On this ground, though I can not accept as positive truths any of those scientific hypotheses which are unsusceptible of being ultimately brought to the test of actual induction, such, for instance, as the two theories of light, the emission theory of the last century, and the undulatory theory which predominates in the present, I am yet unable to agree with those who consider such hypotheses to be worthy of entire disregard.
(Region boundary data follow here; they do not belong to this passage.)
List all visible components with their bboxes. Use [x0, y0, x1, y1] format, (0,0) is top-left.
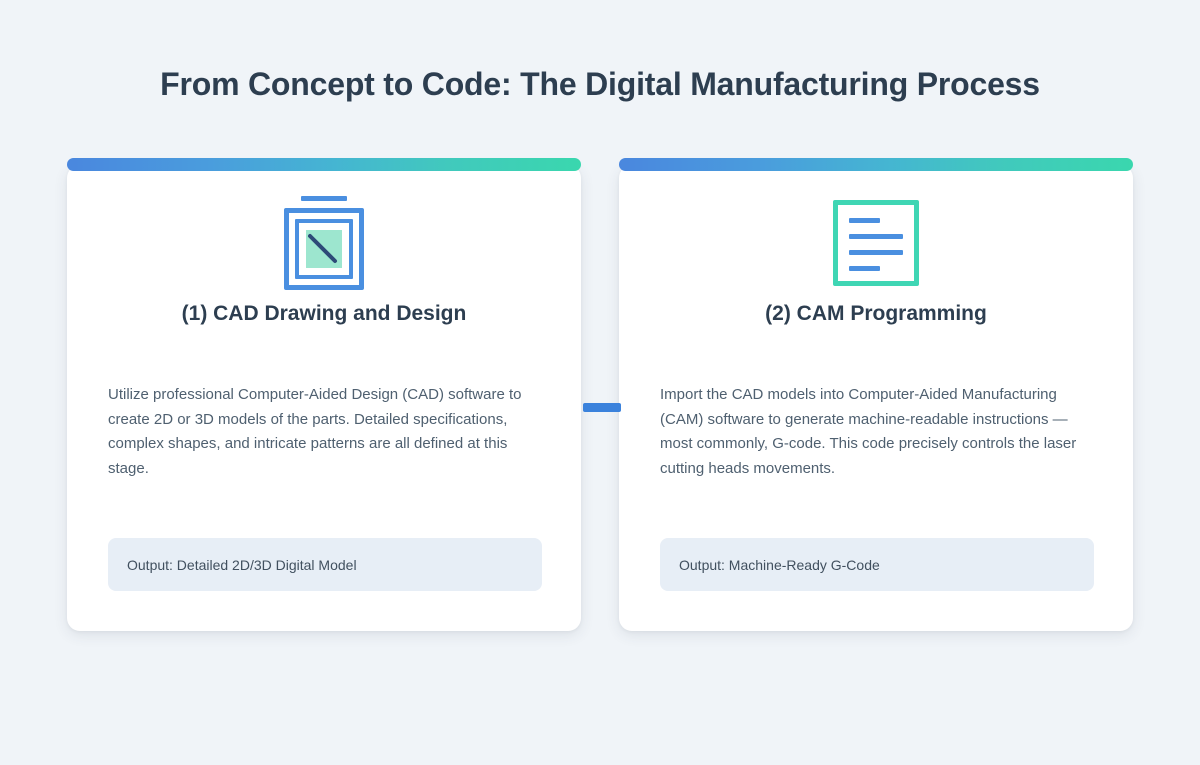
- card-output-label: Output: Detailed 2D/3D Digital Model: [127, 557, 357, 573]
- step-card-cad[interactable]: (1) CAD Drawing and Design Utilize profe…: [67, 165, 581, 631]
- cam-document-icon: [833, 200, 919, 286]
- card-heading: (1) CAD Drawing and Design: [67, 299, 581, 329]
- cad-diagonal-line-icon: [308, 234, 338, 264]
- cam-lines-group-icon: [849, 218, 903, 271]
- card-heading: (2) CAM Programming: [619, 299, 1133, 329]
- card-description: Utilize professional Computer-Aided Desi…: [108, 383, 528, 481]
- cam-line-icon: [849, 218, 880, 223]
- cam-line-icon: [849, 266, 880, 271]
- card-icon-area: [619, 193, 1133, 293]
- page-title: From Concept to Code: The Digital Manufa…: [0, 62, 1200, 106]
- cad-drawing-icon: [278, 196, 370, 290]
- cam-line-icon: [849, 234, 903, 239]
- cad-top-bar-icon: [301, 196, 347, 201]
- card-output-label: Output: Machine-Ready G-Code: [679, 557, 880, 573]
- card-icon-area: [67, 193, 581, 293]
- cam-line-icon: [849, 250, 903, 255]
- process-steps-container: (1) CAD Drawing and Design Utilize profe…: [67, 165, 1133, 631]
- step-card-cam[interactable]: (2) CAM Programming Import the CAD model…: [619, 165, 1133, 631]
- infographic-page: From Concept to Code: The Digital Manufa…: [0, 0, 1200, 765]
- step-connector: [583, 403, 621, 412]
- card-output-badge: Output: Detailed 2D/3D Digital Model: [108, 538, 542, 591]
- card-description: Import the CAD models into Computer-Aide…: [660, 383, 1080, 481]
- card-output-badge: Output: Machine-Ready G-Code: [660, 538, 1094, 591]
As is well said by Hartley (and concurred in by a thinker in general so diametrically opposed to Hartley’s opinions as Dugald Stewart), “any hypothesis which has so much plausibility as to explain a considerable number of facts, helps us to digest these facts in proper order, to bring new ones to light, and make experimenta crucis for the sake of future inquirers.”[183] If an hypothesis both explains known facts, and has led to the prediction of others previously unknown, and since verified by experience, the laws of the phenomenon which is the subject of inquiry must bear at least a great similarity to those of the class of phenomena to which the hypothesis assimilates it; and since the analogy which extends so far may probably extend further, nothing is more likely to suggest experiments tending to throw light upon the real properties of the phenomenon, than the following out such an hypothesis. But to this end it is by no means necessary that the hypothesis be mistaken for a scientific truth. On the contrary, that illusion is in this respect, as in every other, an impediment to the progress of real knowledge, by leading inquirers to restrict themselves arbitrarily to the particular hypothesis which is most accredited at the time, instead of looking out for every class of phenomena between the laws of which and those of the given phenomenon any analogy exists, and trying all such experiments as may tend to the discovery of ulterior analogies pointing in the same direction.

§ 1. We have now completed our review of the logical processes by which the laws, or uniformities, of the sequence of phenomena, and those uniformities in their co-existence which depend on the laws of their sequence, are ascertained or tested. As we recognized in the commencement, and have been enabled to see more clearly in the progress of the investigation, the basis of all these logical operations is the law of causation.